Fig. 8: TpoR traffic in haematopoietic cell lines is dependent upon the presence of JAK2 V617F.

A HEL cells were transfected with TpoR alone or TpoR treated with Bafilomycin A1. Imaging of TOLLES-YPet signal was performed under a confocal microscope. (Left) Ratiometric FRET (Intensity of TOLLES/ Intensity of YPet) approach was used to generate the rainbow RGB images. The ratiometric FRET image (left panel) has been represented; overlay of the donor TOLLES signal (red) and FRET signal (green) has been represented (middle and right panels) to identify areas with (yellow) and without FRET (red). (center) Overlay of FRET signal with donor TOLLES signal; (right) Inset shows an enlarged view with arrowheads indicating puncta with quenched FRET signal. The scale bar represents 10 μm. B The subcellular localization of TpoR was analyzed by live cell imaging and confocal microscopy. HEL cells were transfected with TpoR tagged with GFP and JAK2WT. Rab1A, Rab1B or Rab6 tagged with mCherry. The scale bar represents 10 μm. Arrowhead shows colocalization of TpoR W515L with respective Rab. C The subcellular localization of TpoR was analyzed by confocal microscopy. HEL cells were transfected with TpoR and scrambled siRNA or siRNA against Rab1A. Rab1B was overexpressed to ensure Golgi integrity. Samples were stained for organelle marker (green; LAMP1 or LC3) and antibodies against HA tag for TpoR (red).

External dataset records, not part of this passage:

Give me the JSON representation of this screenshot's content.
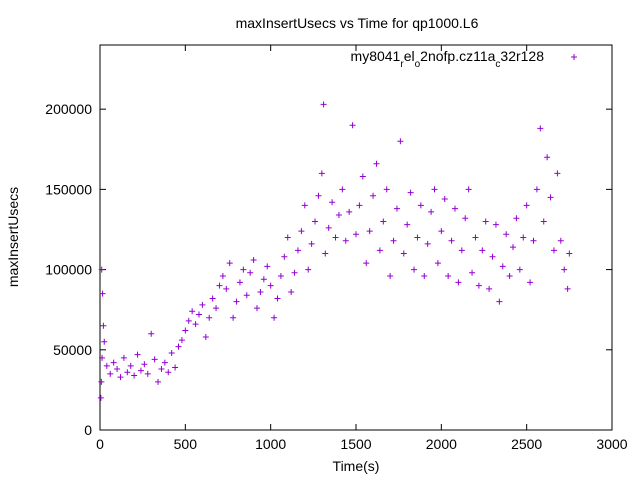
{
  "chart_data": {
    "type": "scatter",
    "title": "maxInsertUsecs vs Time for qp1000.L6",
    "xlabel": "Time(s)",
    "ylabel": "maxInsertUsecs",
    "xlim": [
      0,
      3000
    ],
    "ylim": [
      0,
      240000
    ],
    "xticks": [
      0,
      500,
      1000,
      1500,
      2000,
      2500,
      3000
    ],
    "yticks": [
      0,
      50000,
      100000,
      150000,
      200000
    ],
    "xtick_labels": [
      "0",
      "500",
      "1000",
      "1500",
      "2000",
      "2500",
      "3000"
    ],
    "ytick_labels": [
      "0",
      "50000",
      "100000",
      "150000",
      "200000"
    ],
    "legend": {
      "placement": "top-right",
      "label": {
        "base1": "my8041",
        "sub1": "r",
        "base2": "el",
        "sub2": "o",
        "base3": "2nofp.cz11a",
        "sub3": "c",
        "base4": "32r128"
      }
    },
    "grid": false,
    "marker": "+",
    "color": "#9400d3",
    "series": [
      {
        "name": "my8041_rel_o2nofp.cz11a_c32r128",
        "points": [
          [
            5,
            20000
          ],
          [
            8,
            30000
          ],
          [
            10,
            100000
          ],
          [
            12,
            45000
          ],
          [
            15,
            85000
          ],
          [
            20,
            65000
          ],
          [
            25,
            55000
          ],
          [
            40,
            40000
          ],
          [
            60,
            35000
          ],
          [
            80,
            42000
          ],
          [
            100,
            38000
          ],
          [
            120,
            33000
          ],
          [
            140,
            45000
          ],
          [
            160,
            36000
          ],
          [
            180,
            40000
          ],
          [
            200,
            34000
          ],
          [
            220,
            47000
          ],
          [
            240,
            37000
          ],
          [
            260,
            41000
          ],
          [
            280,
            35000
          ],
          [
            300,
            60000
          ],
          [
            320,
            44000
          ],
          [
            340,
            30000
          ],
          [
            360,
            38000
          ],
          [
            380,
            42000
          ],
          [
            400,
            36000
          ],
          [
            420,
            48000
          ],
          [
            440,
            39000
          ],
          [
            460,
            52000
          ],
          [
            480,
            56000
          ],
          [
            500,
            62000
          ],
          [
            520,
            68000
          ],
          [
            540,
            74000
          ],
          [
            560,
            66000
          ],
          [
            580,
            72000
          ],
          [
            600,
            78000
          ],
          [
            620,
            58000
          ],
          [
            640,
            70000
          ],
          [
            660,
            82000
          ],
          [
            680,
            76000
          ],
          [
            700,
            90000
          ],
          [
            720,
            96000
          ],
          [
            740,
            88000
          ],
          [
            760,
            104000
          ],
          [
            780,
            70000
          ],
          [
            800,
            80000
          ],
          [
            820,
            92000
          ],
          [
            840,
            100000
          ],
          [
            860,
            84000
          ],
          [
            880,
            98000
          ],
          [
            900,
            106000
          ],
          [
            920,
            76000
          ],
          [
            940,
            86000
          ],
          [
            960,
            94000
          ],
          [
            980,
            102000
          ],
          [
            1000,
            90000
          ],
          [
            1020,
            70000
          ],
          [
            1040,
            82000
          ],
          [
            1060,
            96000
          ],
          [
            1080,
            108000
          ],
          [
            1100,
            120000
          ],
          [
            1120,
            86000
          ],
          [
            1140,
            98000
          ],
          [
            1160,
            112000
          ],
          [
            1180,
            124000
          ],
          [
            1200,
            140000
          ],
          [
            1220,
            100000
          ],
          [
            1240,
            116000
          ],
          [
            1260,
            130000
          ],
          [
            1280,
            146000
          ],
          [
            1300,
            160000
          ],
          [
            1310,
            203000
          ],
          [
            1320,
            110000
          ],
          [
            1340,
            126000
          ],
          [
            1360,
            142000
          ],
          [
            1380,
            120000
          ],
          [
            1400,
            134000
          ],
          [
            1420,
            150000
          ],
          [
            1440,
            118000
          ],
          [
            1460,
            136000
          ],
          [
            1480,
            190000
          ],
          [
            1500,
            122000
          ],
          [
            1520,
            140000
          ],
          [
            1540,
            158000
          ],
          [
            1560,
            104000
          ],
          [
            1580,
            124000
          ],
          [
            1600,
            146000
          ],
          [
            1620,
            166000
          ],
          [
            1640,
            112000
          ],
          [
            1660,
            130000
          ],
          [
            1680,
            150000
          ],
          [
            1700,
            96000
          ],
          [
            1720,
            118000
          ],
          [
            1740,
            138000
          ],
          [
            1760,
            180000
          ],
          [
            1780,
            110000
          ],
          [
            1800,
            128000
          ],
          [
            1820,
            148000
          ],
          [
            1840,
            100000
          ],
          [
            1860,
            120000
          ],
          [
            1880,
            140000
          ],
          [
            1900,
            96000
          ],
          [
            1920,
            116000
          ],
          [
            1940,
            136000
          ],
          [
            1960,
            150000
          ],
          [
            1980,
            104000
          ],
          [
            2000,
            124000
          ],
          [
            2020,
            144000
          ],
          [
            2040,
            96000
          ],
          [
            2060,
            118000
          ],
          [
            2080,
            138000
          ],
          [
            2100,
            92000
          ],
          [
            2120,
            112000
          ],
          [
            2140,
            132000
          ],
          [
            2160,
            150000
          ],
          [
            2180,
            98000
          ],
          [
            2200,
            120000
          ],
          [
            2220,
            90000
          ],
          [
            2240,
            112000
          ],
          [
            2260,
            130000
          ],
          [
            2280,
            88000
          ],
          [
            2300,
            108000
          ],
          [
            2320,
            128000
          ],
          [
            2340,
            80000
          ],
          [
            2360,
            102000
          ],
          [
            2380,
            122000
          ],
          [
            2400,
            96000
          ],
          [
            2420,
            114000
          ],
          [
            2440,
            132000
          ],
          [
            2460,
            100000
          ],
          [
            2480,
            120000
          ],
          [
            2500,
            140000
          ],
          [
            2520,
            92000
          ],
          [
            2540,
            118000
          ],
          [
            2560,
            150000
          ],
          [
            2580,
            188000
          ],
          [
            2600,
            130000
          ],
          [
            2620,
            170000
          ],
          [
            2640,
            145000
          ],
          [
            2660,
            112000
          ],
          [
            2680,
            160000
          ],
          [
            2700,
            118000
          ],
          [
            2720,
            100000
          ],
          [
            2740,
            88000
          ],
          [
            2750,
            110000
          ]
        ]
      }
    ]
  }
}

The scale bar represents 10 μm. Arrowhead shows colocalization of TpoR with LAMP1 and LC3. D The signal intensities of TpoR puncta and LAMP1 or LC3 puncta in C were calculated as gray values and the percentage colocalization of TpoR was calculated in each case. Data represents percentage of colocalization ±SEM. Error bars represent SEM. p-value is indicated in each graph. *p < 0.05, **p < 0.01, ***p < 0.001, ****p < 0.0001. No. of cells n = 5–10 for each case, no. of vesicles n = 250–500 for LAMP1and 100–250 for LC3.